Station five featured cheeses. I can't even tell you the names of all of them, but they were delicious! There was a brie with mushrooms that was outstanding. Also white and yellow cheddar, camembert, bleu, Muenster, port salud and a number of other cheeses were offered, along with pistachios, smoked almonds, dried apple rings, raisins and a wonderful fruit chutney. A variety of breads and crackers rounded out the cheese table.
The last table (and we're still trying to figure out why it was last) again featured a sliced beef that had been rubbed with various spices and herbs. It was delicious, but for some strange reason, it seemed out of place at the end of the "buffet line" and, although most of the other stations had lines, this particular one was virtually "unvisited."

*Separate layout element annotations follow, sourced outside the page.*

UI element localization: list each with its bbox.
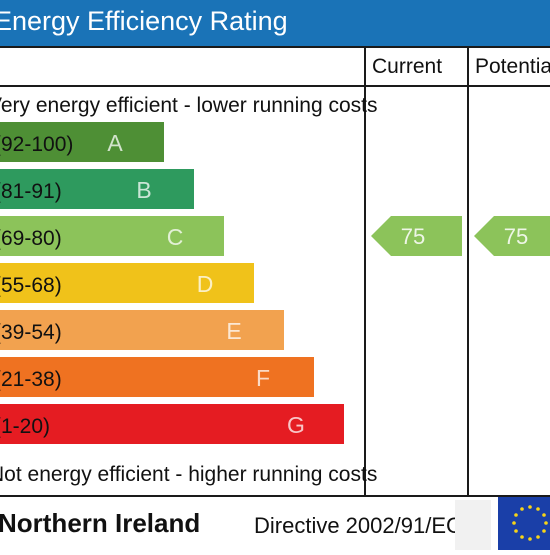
band-g-range: (1-20): [0, 415, 50, 438]
band-f: [0, 357, 314, 397]
band-c-letter: C: [167, 224, 184, 250]
current-column-header: Current: [372, 55, 443, 78]
band-b-letter: B: [136, 177, 151, 203]
band-f-range: (21-38): [0, 368, 62, 391]
current-rating-value: 75: [401, 224, 425, 249]
eu-stars-icon: [512, 505, 548, 541]
header-row-top-border: [0, 46, 550, 48]
band-a-range: (92-100): [0, 133, 73, 156]
band-c-range: (69-80): [0, 227, 62, 250]
band-e-letter: E: [226, 318, 241, 344]
current-rating-arrow: [371, 216, 462, 256]
potential-rating-arrow: [474, 216, 550, 256]
chart-title: Energy Efficiency Rating: [0, 6, 288, 36]
current-column-divider: [364, 46, 366, 497]
header-row-bottom-border: [0, 85, 550, 87]
band-e-range: (39-54): [0, 321, 62, 344]
footer-top-border: [0, 495, 550, 497]
title-bar: Energy Efficiency Rating: [0, 0, 550, 46]
potential-column-divider: [467, 46, 469, 497]
band-d-range: (55-68): [0, 274, 62, 297]
band-b-range: (81-91): [0, 180, 62, 203]
band-b: [0, 169, 194, 209]
inefficient-caption: Not energy efficient - higher running co…: [0, 463, 378, 486]
watermark-shape: [455, 500, 491, 550]
potential-rating-value: 75: [504, 224, 528, 249]
band-g: [0, 404, 344, 444]
band-e: [0, 310, 284, 350]
band-a: [0, 122, 164, 162]
band-d: [0, 263, 254, 303]
region-label: Northern Ireland: [0, 508, 201, 538]
band-f-letter: F: [256, 365, 270, 391]
eu-flag-icon: [498, 497, 550, 550]
band-d-letter: D: [197, 271, 214, 297]
band-g-letter: G: [287, 412, 305, 438]
potential-column-header: Potential: [475, 55, 550, 78]
directive-label: Directive 2002/91/EC: [254, 513, 462, 538]
efficient-caption: Very energy efficient - lower running co…: [0, 94, 378, 117]
band-c: [0, 216, 224, 256]
band-a-letter: A: [107, 130, 123, 156]
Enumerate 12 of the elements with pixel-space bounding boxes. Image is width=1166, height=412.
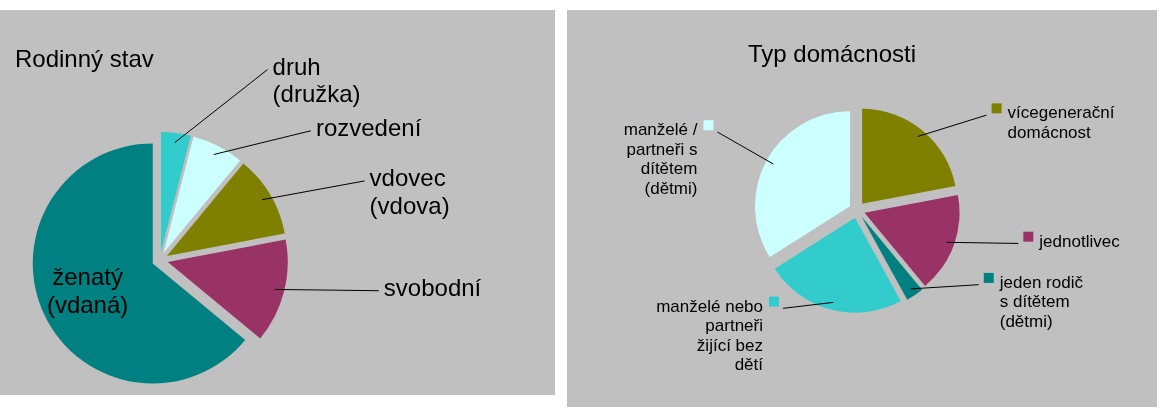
legend-label: jednotlivec: [1038, 231, 1121, 251]
legend-label: vícegenerační domácnost: [1007, 103, 1115, 142]
chart-title: Typ domácnosti: [747, 40, 917, 67]
slice-label: druh (družka): [272, 52, 361, 108]
slice-label: ženatý (vdaná): [46, 263, 129, 319]
legend-label: jeden rodič s dítětem (dětmi): [998, 272, 1084, 332]
chart-title: Rodinný stav: [15, 45, 154, 72]
slice-label: svobodní: [383, 273, 482, 301]
slice-label: vdovec (vdova): [369, 164, 450, 219]
slice-label: rozvedení: [315, 113, 422, 141]
slice-label: manželé nebo partneři žijící bez dětí: [656, 296, 764, 375]
slice-label: manželé / partneři s dítětem (dětmi): [623, 120, 698, 198]
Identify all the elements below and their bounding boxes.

The "roaring entertainment" was provided by a jazz sextet that performed almost all evening on the center stage. Their music was perfect for the evening, very lively, very entertaining, but not so loud as to drown out conversation. During the rare breaks in their performance, there was "piped in" music, some with a definite African flavor.
I'd estimate 450 to 500 guests attended, so the World Showplace was not crowded. Everyone seemed to be having an enjoyable time, but it was a "quieter" event than Party for the Senses. We never had to walk very far before we could find an empty table where we could stop and enjoy our food and wine. The servers did an outstanding job of clearing dirty dishes. Rarely did a dirty dish sit on a table for more than a minute or two.
Of course, with a new event there are always a couple of things that I think could have made it better. First, all the food stations were lined up along one side of the venue. It looked like one, long buffet line. Early in the evening lines from one station actually extended all the way to the previous station. In my opinion, it might have been better to "scatter" the food tables around the room.
Second, they served the food on salad-size china plates, but they didn't hand out the "wine glass notch" plastic plates used at Party for the Senses. This made it extremely difficult to hold your glass of wine, the plate for the food and then try to pick up a dinner roll and butter, silverware or napkins.
Also, there were no desserts! How can you have a "dinner" with no sweet to top it off? I wasn't expecting a dessert buffet, but one or two "sweet" items would have been appreciated, even something as simple as mints or mini cookies.
Despite the few criticisms, overall, this event rated a "Wow!" from both of us. We enjoyed the wines (Of course!); we found the foods tasty with plenty of variety; and we enjoyed the entertainment. Unlike Party for the Senses, where there are so many foods you want to taste that you end up not really being able to relax (and you come out just stuffed to the gills!), The South African Wine Adventure was a relaxing evening. You really had time to sit down and enjoy your wine and food. If this event is offered next year, you can be sure we will attend again. On a scale of 1 to 10, we rate this event a 9.5.